One other point is worth mentioning about the procedural requirement of filing a request for review.  The request for review is deemed “filed” on the date it is mailed, not received, if it is mailed by certified or registered mail.  A request filed by any other method (including Federal Express Mail), is not deemed filed until received by the Division of Administration.  This can be a very significant provision when battling a prescription deadline.  If filed by certified or registered mail, the attorney should obtain a certificate of mailing from the post office or have the post office physically post mark the date on the receipt. (This will require that the request for review be hand delivered to the post office).   This is the only conclusive proof of the date of mailing, and thus, the date of filing, should a dispute arise.
 

a.    Where to File the Request For Review
As of June 16, 2002, the proper address to file a claim with the Division of Administration is:
    Louisiana Commissioner of Administration
    Attention:  Medical Review Panel
    P.O. Box 44336
    Baton Rouge, Louisiana 70804-4336

Their new physical address (as of January 2003), is:

    1201 N. 3rd Street
    7th Floor, Suite 7-210
    Baton Rouge,  Louisiana 70802

The phone number is (225) 342-7000.

b.    What Format or Allegations Should the Request For Review Contain

The statutes do not specifically set forth the format or content of a legally valid request for review.  There is also a divergence of opinion among practitioners regarding the degree of specificity which should be included in a request for review.  Courts which have considered this issue have provided minimal guidance on the contents of a legally valid request for review.  See for example:  In re Medical Review Panel for claim of Juanita Leday, 1997-3068 (La. 2/13/98), 706 So.2d 985; Coleman v. A.C. Dickerson, D.D.S., 94-25 (La. App. 5th Cir. 5/31/94), 638 So.2d 420; and Apande v. Kudla, 560 So.2d 668 (La. App. 3rd Cir. 1990).  These cases allow the request for review to be made in the form of a letter.  The Apande court stated that the letter should contain: (i) a brief recitation of the facts surrounding the alleged negligence; (ii) list specific allegations of negligence on the part of defendants (iii) provide the full names and addresses of the defendants; and (iv) contain a prayer for damages.  The Coleman court held that although a letter can form a proper request for review, a letter merely requesting information as to whether an individual healthcare provider is qualified is not sufficient to suspend prescription.  In Leday, the subject letter set forth the name of the patient and involved healthcare providers, the dates of treatment, the allegations of negligence and the problems resulting from that alleged negligence.  However, rather than requesting the formation of a medical review panel, the letter stated:

“Please advise whether or not Dr. Darbonne and Dr. Humphrey or Humphries are qualified under the Medical Malpractice Act.  I do not know these physicians first names, but they were employed at University Medical Center on August 5, 1993.  I also need to know if the University Medical Center is qualified under the Medical Malpractice Act.”
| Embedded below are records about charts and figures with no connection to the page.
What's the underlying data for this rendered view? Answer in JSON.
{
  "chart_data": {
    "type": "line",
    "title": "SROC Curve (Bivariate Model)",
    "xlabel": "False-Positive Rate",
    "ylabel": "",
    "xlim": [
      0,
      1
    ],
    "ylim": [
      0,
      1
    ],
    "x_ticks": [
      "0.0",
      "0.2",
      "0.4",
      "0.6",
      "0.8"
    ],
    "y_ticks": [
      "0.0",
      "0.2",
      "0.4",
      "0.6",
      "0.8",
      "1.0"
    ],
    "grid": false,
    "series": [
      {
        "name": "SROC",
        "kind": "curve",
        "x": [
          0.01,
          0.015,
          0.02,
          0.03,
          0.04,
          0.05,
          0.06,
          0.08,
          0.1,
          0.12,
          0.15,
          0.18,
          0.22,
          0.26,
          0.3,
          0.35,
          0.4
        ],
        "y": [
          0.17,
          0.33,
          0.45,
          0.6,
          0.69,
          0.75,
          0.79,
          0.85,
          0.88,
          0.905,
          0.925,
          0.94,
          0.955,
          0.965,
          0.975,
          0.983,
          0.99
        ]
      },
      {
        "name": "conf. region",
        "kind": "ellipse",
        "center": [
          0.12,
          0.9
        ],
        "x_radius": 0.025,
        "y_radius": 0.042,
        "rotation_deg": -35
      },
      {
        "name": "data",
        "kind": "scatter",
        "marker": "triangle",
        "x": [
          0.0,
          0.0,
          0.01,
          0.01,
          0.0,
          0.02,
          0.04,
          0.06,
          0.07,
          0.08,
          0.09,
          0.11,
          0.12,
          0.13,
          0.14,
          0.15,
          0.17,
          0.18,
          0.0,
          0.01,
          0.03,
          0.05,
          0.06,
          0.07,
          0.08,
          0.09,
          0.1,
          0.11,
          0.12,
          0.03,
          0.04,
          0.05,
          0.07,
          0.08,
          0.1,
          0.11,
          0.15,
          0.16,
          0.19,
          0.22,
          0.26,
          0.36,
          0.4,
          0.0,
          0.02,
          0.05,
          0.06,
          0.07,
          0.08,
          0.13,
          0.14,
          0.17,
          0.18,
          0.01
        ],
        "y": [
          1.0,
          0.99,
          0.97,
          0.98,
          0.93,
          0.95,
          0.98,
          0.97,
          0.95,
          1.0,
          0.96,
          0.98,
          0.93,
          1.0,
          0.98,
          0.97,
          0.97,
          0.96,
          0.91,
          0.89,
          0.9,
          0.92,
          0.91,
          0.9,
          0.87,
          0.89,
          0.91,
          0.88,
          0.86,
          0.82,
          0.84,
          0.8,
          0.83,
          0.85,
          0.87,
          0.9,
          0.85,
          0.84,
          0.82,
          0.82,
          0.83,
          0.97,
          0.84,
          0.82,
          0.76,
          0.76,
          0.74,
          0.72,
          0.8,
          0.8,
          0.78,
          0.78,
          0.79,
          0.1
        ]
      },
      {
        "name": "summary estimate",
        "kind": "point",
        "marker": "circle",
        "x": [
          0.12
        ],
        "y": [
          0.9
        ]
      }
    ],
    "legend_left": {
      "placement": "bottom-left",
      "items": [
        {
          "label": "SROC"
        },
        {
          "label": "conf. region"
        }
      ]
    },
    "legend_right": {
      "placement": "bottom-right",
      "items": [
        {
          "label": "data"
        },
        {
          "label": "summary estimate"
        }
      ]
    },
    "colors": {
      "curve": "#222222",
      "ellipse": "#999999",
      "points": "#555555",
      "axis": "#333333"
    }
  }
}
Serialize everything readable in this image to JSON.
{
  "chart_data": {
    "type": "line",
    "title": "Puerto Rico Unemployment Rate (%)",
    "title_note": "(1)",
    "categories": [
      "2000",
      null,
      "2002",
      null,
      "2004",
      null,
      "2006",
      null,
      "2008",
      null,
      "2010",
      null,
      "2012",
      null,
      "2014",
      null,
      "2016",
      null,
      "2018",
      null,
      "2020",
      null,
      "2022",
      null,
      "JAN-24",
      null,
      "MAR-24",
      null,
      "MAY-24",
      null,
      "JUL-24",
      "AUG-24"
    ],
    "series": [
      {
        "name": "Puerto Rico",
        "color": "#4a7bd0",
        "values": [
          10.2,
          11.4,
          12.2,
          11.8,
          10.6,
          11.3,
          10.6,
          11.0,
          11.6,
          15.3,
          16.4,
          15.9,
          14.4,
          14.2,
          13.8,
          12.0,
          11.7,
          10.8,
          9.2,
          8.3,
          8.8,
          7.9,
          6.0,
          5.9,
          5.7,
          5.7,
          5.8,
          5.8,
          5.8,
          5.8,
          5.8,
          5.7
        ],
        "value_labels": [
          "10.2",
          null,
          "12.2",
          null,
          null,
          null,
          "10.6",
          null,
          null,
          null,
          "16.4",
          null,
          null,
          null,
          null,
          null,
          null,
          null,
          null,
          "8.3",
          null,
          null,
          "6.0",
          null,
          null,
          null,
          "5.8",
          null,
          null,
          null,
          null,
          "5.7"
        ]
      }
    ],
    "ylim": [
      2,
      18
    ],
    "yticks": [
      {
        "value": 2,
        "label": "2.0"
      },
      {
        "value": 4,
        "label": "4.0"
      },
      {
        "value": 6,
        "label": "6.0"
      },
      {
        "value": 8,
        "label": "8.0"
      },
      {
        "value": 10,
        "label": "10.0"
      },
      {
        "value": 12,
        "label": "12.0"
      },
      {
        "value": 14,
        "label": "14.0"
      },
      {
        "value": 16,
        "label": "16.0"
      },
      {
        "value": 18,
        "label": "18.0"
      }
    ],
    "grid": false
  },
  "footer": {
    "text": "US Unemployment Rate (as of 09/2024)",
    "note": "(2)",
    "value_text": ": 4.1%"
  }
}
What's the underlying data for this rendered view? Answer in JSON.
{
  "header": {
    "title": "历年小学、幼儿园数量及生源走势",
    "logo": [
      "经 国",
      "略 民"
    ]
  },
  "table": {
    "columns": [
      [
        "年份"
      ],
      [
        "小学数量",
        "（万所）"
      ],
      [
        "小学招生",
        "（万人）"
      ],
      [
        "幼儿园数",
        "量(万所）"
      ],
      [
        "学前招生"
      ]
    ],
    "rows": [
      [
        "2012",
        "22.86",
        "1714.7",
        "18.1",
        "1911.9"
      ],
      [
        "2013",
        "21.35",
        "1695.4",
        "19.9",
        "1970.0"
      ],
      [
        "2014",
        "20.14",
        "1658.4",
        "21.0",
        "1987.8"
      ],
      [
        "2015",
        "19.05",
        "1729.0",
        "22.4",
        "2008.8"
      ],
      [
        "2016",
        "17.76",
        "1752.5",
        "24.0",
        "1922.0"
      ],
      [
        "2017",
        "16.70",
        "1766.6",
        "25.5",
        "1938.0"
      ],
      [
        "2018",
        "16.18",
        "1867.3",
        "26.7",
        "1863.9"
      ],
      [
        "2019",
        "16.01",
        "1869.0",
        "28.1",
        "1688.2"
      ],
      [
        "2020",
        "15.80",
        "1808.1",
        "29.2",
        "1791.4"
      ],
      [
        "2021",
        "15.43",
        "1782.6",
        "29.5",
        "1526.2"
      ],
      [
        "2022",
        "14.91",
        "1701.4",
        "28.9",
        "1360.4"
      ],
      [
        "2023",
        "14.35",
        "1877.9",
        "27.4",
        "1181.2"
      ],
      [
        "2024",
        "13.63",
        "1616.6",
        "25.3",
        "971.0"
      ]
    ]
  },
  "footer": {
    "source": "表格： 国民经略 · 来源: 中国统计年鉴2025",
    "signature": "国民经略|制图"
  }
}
The lower court and appellate court (1st Circuit), held that this letter did not interrupt prescription because “Nowhere in the letter is there even a hint of a ‘request for review of a claim’ under LSA-R.S. 40:1299.39.1 or 40:122.47 (A).”  The Louisiana Supreme Court reversed this decision stating:

We interpret the August 1, 1994 letter which outlined the complaints of medical malpractice as a timely request for review.  Exception of prescription overruled.

Thus, it appears that the magic language specifically requesting the formation of a medical review panel is not legally necessary to file a valid request for review.  However, it is strongly suggested that any letter request specifically request the formation of a medical review panel along with the other elements outlined by the courts in the cases noted above.